North American Network Operators Group|
Date Prev | Date Next | Date Index | Thread Index | Author Index | Historical
Limits of reliability or is 99.999999999% realistic
On Fri, 24 November 2000, Roeland Meyer wrote: > After all the discussion that we had on the Datacenter list, I am surprised > at this. You'd think that they'd have redundant PS's with redundant UPS's. There are interesting electrical faults which will kill redundant UPSes and redundant power supplies. However, I don't know if Sprint uses redudant power supplies, or had a failure affecting multiple power supplies on the STP. They use Compaq/Tandem NonStop hardware for their SCPs. After previous power problems at Sprint COs (i.e. Kansas City) which affected my service, I've asked my Sprint sales person what happened. He was never able to get anyone to call me back with an answer. > For the internet, I see an amazing number of systems with no redundancy > whatsoever.
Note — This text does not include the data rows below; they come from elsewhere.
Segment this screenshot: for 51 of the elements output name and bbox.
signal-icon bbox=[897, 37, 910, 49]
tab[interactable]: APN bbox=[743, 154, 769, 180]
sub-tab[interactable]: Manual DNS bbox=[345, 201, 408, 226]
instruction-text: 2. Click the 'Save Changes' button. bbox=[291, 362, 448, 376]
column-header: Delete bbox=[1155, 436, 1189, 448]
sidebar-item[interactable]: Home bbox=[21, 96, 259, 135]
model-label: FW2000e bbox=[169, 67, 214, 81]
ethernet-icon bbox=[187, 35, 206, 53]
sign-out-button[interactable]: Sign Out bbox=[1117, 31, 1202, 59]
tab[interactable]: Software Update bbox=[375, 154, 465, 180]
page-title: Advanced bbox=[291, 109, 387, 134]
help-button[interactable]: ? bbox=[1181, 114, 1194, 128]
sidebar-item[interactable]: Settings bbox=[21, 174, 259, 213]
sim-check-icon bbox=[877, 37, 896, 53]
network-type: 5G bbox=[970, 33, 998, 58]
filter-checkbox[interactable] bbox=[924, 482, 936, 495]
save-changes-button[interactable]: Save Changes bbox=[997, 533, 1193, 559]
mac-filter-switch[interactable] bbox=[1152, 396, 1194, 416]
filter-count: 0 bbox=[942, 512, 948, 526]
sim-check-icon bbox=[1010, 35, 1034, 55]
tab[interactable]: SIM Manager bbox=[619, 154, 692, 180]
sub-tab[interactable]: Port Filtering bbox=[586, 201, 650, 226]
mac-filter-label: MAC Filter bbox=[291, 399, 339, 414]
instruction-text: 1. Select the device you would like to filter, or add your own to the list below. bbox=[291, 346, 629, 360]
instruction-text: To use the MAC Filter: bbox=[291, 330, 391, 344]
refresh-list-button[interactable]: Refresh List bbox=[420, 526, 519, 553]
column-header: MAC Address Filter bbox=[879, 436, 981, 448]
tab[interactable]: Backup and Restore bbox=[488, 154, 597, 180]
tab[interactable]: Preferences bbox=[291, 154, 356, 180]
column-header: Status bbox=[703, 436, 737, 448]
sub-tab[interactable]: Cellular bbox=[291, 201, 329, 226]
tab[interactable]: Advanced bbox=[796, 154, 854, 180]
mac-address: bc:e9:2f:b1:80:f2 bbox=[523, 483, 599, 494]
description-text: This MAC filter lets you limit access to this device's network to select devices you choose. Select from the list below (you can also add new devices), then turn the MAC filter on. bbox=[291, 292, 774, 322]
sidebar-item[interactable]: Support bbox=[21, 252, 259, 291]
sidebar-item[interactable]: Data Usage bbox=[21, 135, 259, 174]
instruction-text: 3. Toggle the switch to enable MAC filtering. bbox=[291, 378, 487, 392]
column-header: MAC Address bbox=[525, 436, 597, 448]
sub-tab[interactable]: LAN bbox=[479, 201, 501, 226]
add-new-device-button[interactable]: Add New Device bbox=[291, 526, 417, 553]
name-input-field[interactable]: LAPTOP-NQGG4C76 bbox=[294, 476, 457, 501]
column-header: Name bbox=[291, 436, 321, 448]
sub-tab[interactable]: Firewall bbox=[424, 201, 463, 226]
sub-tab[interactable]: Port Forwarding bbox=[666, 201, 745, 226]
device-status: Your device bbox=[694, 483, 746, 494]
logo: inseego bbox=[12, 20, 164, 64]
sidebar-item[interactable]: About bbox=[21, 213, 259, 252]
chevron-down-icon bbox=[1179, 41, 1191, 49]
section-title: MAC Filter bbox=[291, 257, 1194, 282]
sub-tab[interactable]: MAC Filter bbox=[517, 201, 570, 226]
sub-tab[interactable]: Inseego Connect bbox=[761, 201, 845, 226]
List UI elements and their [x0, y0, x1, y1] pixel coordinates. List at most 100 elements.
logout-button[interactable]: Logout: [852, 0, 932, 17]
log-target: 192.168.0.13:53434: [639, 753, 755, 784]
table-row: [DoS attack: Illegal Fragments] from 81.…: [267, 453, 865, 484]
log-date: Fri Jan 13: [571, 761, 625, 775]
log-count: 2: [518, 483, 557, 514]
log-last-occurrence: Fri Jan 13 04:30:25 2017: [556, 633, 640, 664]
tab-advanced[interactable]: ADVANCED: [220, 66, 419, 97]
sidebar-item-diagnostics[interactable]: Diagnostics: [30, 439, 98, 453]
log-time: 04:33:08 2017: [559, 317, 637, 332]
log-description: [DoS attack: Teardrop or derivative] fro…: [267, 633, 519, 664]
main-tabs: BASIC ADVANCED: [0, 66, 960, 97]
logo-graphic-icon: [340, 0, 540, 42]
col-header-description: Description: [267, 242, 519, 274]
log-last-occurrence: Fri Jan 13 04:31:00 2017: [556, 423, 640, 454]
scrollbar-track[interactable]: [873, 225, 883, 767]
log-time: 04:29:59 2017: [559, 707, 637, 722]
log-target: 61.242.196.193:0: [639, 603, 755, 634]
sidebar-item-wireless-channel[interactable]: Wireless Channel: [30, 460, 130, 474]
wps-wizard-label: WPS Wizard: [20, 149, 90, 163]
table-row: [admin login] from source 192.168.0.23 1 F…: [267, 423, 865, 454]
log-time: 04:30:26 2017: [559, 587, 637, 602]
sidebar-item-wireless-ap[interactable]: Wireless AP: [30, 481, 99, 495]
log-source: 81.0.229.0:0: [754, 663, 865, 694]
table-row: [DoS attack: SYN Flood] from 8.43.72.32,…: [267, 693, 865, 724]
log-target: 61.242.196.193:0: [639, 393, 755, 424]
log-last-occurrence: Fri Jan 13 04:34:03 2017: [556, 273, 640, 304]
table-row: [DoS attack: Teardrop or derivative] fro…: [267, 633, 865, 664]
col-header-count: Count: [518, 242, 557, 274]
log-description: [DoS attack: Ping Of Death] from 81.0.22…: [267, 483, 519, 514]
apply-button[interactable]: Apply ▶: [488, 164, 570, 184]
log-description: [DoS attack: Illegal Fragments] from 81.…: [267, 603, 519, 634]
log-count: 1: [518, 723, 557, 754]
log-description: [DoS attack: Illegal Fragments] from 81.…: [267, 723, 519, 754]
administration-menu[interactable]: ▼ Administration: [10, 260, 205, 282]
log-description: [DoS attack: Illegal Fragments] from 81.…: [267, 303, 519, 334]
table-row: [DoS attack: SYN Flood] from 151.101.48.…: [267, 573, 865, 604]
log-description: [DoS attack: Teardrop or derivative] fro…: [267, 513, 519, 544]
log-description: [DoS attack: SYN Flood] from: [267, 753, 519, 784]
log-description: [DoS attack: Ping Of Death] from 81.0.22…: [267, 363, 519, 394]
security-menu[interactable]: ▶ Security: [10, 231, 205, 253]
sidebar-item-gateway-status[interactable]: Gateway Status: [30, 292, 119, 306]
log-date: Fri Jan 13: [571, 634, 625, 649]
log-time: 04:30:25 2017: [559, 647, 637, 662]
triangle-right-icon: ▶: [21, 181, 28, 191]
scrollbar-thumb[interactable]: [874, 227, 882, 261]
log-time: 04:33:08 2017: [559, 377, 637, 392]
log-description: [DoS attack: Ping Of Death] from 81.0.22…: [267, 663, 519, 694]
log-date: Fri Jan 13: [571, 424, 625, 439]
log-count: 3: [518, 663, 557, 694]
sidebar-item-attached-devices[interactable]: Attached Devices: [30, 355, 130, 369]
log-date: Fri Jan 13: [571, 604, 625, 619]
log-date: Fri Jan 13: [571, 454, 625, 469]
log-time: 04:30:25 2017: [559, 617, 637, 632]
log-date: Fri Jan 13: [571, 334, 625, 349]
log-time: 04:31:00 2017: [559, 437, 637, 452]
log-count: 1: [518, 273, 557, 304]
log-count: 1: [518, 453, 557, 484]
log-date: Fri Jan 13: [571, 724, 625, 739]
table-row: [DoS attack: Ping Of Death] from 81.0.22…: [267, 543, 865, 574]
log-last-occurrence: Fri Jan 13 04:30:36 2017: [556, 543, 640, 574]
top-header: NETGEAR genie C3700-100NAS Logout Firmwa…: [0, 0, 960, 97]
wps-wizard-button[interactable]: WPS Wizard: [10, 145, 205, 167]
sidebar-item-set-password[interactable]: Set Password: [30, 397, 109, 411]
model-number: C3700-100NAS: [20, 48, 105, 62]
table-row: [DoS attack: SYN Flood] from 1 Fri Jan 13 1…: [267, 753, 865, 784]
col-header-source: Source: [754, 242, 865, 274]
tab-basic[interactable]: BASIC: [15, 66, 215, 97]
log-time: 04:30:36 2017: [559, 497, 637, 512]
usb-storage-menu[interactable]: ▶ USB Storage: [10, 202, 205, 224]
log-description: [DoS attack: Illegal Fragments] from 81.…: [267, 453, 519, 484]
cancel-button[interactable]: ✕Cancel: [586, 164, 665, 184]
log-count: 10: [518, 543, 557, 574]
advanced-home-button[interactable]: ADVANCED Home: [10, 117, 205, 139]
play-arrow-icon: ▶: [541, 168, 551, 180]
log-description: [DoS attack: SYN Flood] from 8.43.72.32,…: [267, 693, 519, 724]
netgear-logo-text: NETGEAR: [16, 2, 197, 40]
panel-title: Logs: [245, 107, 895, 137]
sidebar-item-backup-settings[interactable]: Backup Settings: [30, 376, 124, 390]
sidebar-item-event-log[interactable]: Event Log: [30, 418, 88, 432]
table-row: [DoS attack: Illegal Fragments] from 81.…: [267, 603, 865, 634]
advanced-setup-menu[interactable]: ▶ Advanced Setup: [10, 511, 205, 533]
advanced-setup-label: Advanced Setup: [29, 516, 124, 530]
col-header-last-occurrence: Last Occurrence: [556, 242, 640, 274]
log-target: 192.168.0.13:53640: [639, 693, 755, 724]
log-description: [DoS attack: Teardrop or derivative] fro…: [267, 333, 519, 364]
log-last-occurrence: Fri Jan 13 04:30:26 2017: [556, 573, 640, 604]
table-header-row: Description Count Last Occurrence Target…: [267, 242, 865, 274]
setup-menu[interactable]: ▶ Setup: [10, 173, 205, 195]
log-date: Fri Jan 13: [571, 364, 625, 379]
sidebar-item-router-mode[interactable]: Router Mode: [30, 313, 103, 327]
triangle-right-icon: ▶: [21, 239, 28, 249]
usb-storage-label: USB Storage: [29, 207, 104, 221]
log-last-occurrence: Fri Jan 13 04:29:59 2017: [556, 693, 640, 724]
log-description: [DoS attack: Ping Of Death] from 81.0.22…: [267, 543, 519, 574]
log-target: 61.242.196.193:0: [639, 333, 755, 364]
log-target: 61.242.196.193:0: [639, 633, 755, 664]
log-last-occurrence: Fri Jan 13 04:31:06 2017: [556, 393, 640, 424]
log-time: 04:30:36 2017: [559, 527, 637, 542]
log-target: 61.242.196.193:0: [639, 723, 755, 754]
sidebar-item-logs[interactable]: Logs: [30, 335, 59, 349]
Of course, the first hardware failure usually corrects the > problem, at the cost of substantial down-time. But many second-tier ISPs and > dot-coms are still operating on brand-new equipment that hasn't started > hitting its MTBF specs yet and they don't even have a clue on their MTTR > ratings. In the next few years, I expect to see a lot more failures, as the > equipment starts to age. I'm not sure that is true. Brand new electronic equipment tends to have a period of infant mortality. If it survives, it tends to be reliable for a fairly long period of time. I had customers still using Proteon routers 10 years after Proteon discontinued the model. However scaling requires most dot-coms to replace/upgrade their equipment every few months, so they are always dealing with infant mortality. But back to my question. What is the real requirement? Amazon.COM had system problems on Friday, and their site was unusuable for 30 minutes, definitely not 99.999%. But what did that really mean? The FAA loses its radar for several hours in various parts of the country. What did that really mean? Essentially every system given as an example of "high- availability, high-reliability" I've looked at, doesn't hold up under close examination. Is 99.999% just F.U.D. created by consultants? Instead of pretending we can build systems which will never fail, should we work on a realistic understanding of what can be delivered?